Carlos Rocha - Ciberdúvidas da Língua Portuguesa
Carlos Rocha
Carlos Rocha
1M

Licenciado em Estudos Portugueses pela Faculdade de Ciências Sociais e Humanas da Universidade Nova de Lisboa, mestre em Linguística pela mesma faculdade e doutor em Linguística, na especialidade de Linguística Histórica, pela Faculdade de Letras da Universidade de Lisboa. Professor do ensino secundário, coordenador executivo do Ciberdúvidas da Língua Portuguesa, destacado para o efeito pelo Ministério da Educação português.

 
Textos publicados pelo autor

Pergunta:

Na gramática de Fernando Pestana (2019), ele diz que locuções adjetivas (à bela, à lenha, etc.), adverbiais (às pressas, à vista, etc.), conjuntivas (à medida que/à proporção que) e prepositivas (à custa de, à moda de, etc.) levam crase «porque a preposição a que inicia tais locuções se funde com o artigo a que vem antes do núcleo feminino. O acento grave é fixo» (p .785). Assim ensinam muitos gramáticos (Nicola/terra,etc).

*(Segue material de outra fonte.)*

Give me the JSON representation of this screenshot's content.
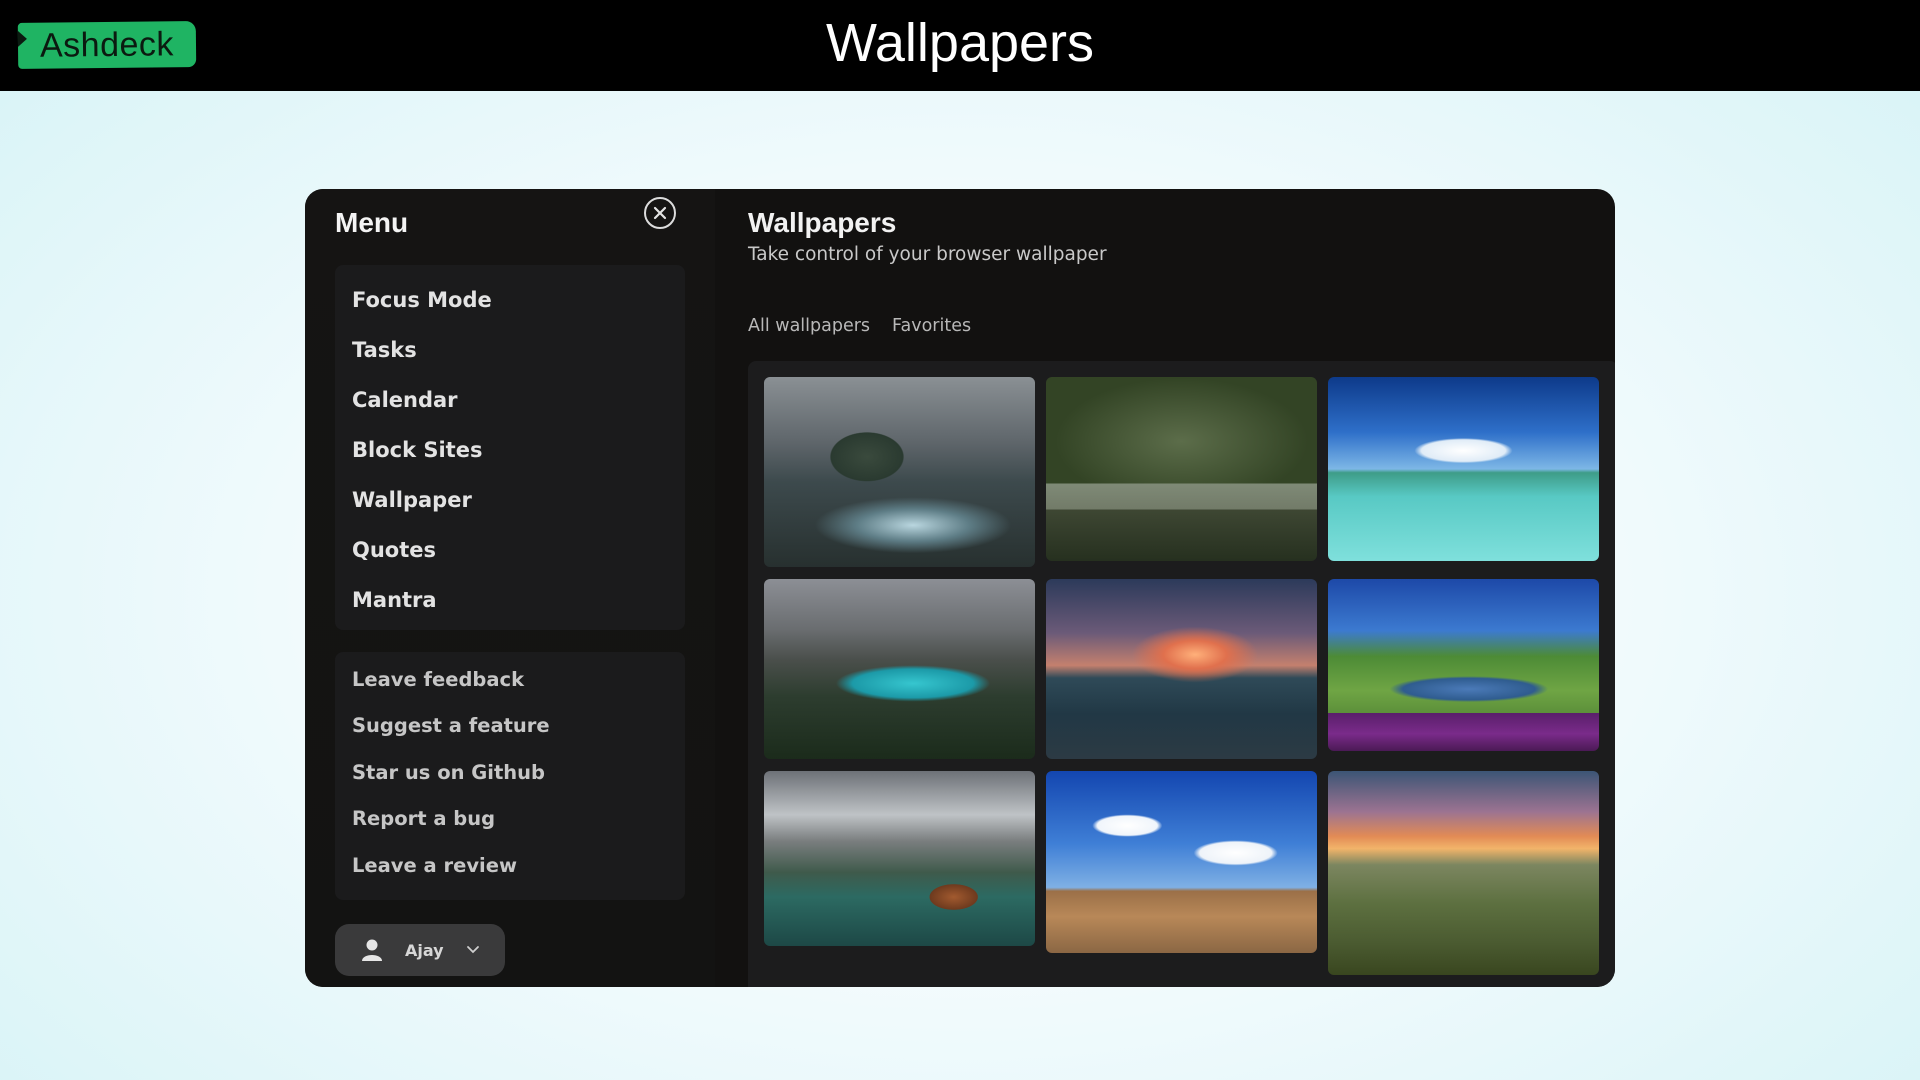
{
  "topbar": {
    "brand": "Ashdeck",
    "page_heading": "Wallpapers"
  },
  "sidebar": {
    "title": "Menu",
    "nav_items": [
      {
        "label": "Focus Mode"
      },
      {
        "label": "Tasks"
      },
      {
        "label": "Calendar"
      },
      {
        "label": "Block Sites"
      },
      {
        "label": "Wallpaper"
      },
      {
        "label": "Quotes"
      },
      {
        "label": "Mantra"
      }
    ],
    "link_items": [
      {
        "label": "Leave feedback"
      },
      {
        "label": "Suggest a feature"
      },
      {
        "label": "Star us on Github"
      },
      {
        "label": "Report a bug"
      },
      {
        "label": "Leave a review"
      }
    ],
    "user": {
      "name": "Ajay"
    }
  },
  "content": {
    "title": "Wallpapers",
    "subtitle": "Take control of your browser wallpaper",
    "tabs": [
      {
        "label": "All wallpapers"
      },
      {
        "label": "Favorites"
      }
    ],
    "wallpapers": [
      "sea-arch-rocks",
      "deer-temple-garden",
      "tropical-beach",
      "mountain-lake-turquoise",
      "sunset-sea",
      "river-flowers-park",
      "mountain-lake-cabin",
      "blue-sky-field",
      "rolling-hills-sunset"
    ]
  },
  "colors": {
    "brand_green": "#1fb463",
    "window_bg": "#121110",
    "card_bg": "#1b1b1c"
  }
}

Entretanto Manoel P. Ribeiro, na sua gramática, 2011, pág. 307, diz: «A tradição gramatical assinala com acento grave certas locuções (adverbiais,prepositivas e conjuncionais ,adjetivas) em que verdadeiramente não ocorre crase. O acento grave é empregado para diferenciar a preposição a do artigo a.»

[Evanido] Bechara em sua gramática, 2009, diz que o acento grave tem duas funções e uma delas é «representar a pura preposição a que rege um substantivo feminino singular, formando uma locução adverbial» (pág.308).

Então há crase (fusão artigo+preposição ) ou só acento grave assinalando a preposição nas locuções adverbiais, prepositivas , conjuncionais e adjetivas? Qual das duas visões é a correta ?

Grato pela ajuda.

Resposta:

Muito se agradece a chamada atenção do consulente, que dá uma pista muito interessante para a história da ortografia da língua portuguesa. Trata-se, com efeito, de uma interpretação que parece apenas válida no Brasil.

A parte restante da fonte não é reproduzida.